Abstract

The real application of lithium-ion batteries in electric vehicles lacks the ideal anode materials. Herein, we report both experimental and theoretical study of MoSe2 nanocrystals as the anode materials. MoSe2 nanocrystals are successfully synthesized via a facile thermal-decomposition process. As the anode, the nanocrystalline MoSe2 yields the initial discharge and charge capacities of 782 and 600 mA h g–1 at the current of 0.1 C in a voltage of 0.1–3 V. First-principles simulation demonstrates that, during the initial discharge process, there is a Li atoms induced phase transition from 2H-MoSe2 to the O-MoSe2 phase at 0.9 V, and then Mo cluster occurs as more Li atoms intercalated into the MoSe2 lattice, which is associated with the formation of Mo and Li2Se.

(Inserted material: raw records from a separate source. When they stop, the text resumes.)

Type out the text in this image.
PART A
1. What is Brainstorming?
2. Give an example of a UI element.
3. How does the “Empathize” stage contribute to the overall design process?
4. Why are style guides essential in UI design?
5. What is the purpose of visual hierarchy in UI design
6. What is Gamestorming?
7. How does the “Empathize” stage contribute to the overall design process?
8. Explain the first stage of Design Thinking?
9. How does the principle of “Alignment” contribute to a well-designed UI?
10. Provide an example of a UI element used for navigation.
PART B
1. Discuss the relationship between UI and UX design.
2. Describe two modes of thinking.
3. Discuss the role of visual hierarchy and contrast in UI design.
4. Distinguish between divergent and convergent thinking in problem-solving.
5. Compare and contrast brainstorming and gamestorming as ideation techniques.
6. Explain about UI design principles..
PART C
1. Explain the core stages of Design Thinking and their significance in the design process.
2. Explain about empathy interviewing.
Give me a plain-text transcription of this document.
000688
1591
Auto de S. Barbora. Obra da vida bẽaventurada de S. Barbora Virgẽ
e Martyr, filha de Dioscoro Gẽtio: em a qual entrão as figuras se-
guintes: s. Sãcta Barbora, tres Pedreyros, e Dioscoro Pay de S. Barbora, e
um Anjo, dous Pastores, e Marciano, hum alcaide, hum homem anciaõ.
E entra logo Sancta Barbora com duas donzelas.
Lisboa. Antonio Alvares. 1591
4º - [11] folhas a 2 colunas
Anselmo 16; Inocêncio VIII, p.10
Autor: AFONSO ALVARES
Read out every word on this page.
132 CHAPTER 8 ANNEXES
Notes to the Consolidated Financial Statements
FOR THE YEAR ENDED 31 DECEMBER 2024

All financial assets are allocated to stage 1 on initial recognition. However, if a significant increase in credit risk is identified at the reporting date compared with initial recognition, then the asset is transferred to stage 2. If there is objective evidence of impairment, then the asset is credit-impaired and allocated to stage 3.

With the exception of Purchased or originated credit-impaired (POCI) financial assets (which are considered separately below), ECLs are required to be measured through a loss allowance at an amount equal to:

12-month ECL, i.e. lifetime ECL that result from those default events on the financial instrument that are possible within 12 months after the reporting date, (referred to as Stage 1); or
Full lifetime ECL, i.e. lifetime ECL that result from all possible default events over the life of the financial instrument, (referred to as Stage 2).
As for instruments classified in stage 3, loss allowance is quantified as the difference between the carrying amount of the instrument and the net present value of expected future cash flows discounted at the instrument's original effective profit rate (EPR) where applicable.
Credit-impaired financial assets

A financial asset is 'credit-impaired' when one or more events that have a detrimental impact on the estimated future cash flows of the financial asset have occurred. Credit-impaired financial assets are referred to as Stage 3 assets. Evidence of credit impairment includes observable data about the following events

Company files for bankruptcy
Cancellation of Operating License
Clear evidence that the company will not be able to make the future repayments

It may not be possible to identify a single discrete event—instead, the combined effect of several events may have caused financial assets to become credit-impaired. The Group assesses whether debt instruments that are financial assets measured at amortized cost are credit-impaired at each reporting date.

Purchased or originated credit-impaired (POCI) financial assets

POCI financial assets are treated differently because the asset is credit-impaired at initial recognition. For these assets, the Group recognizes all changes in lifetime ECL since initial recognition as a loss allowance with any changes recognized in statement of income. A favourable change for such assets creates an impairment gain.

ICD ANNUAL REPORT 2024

And the following charge/discharge processes are related to the conversion reaction between Mo and Li2Se. Meanwhile, the Li ion vacancy-hopping diffusion mechanism from octahedron to tetrahedron in MoSe2 lattice is proposed based on a quasi-2D energy favorable trajectory and the calculated diffusion constant is 1.31 × 10–13 cm2 s–1. For comparison, the amorphous MoSe2 demonstrates the same phase transition process after the initial charge/discharge cycle. The results show that the nanocrystalline MoSe2 can be the very promising novel anode materials for high performance Li-ion batteries.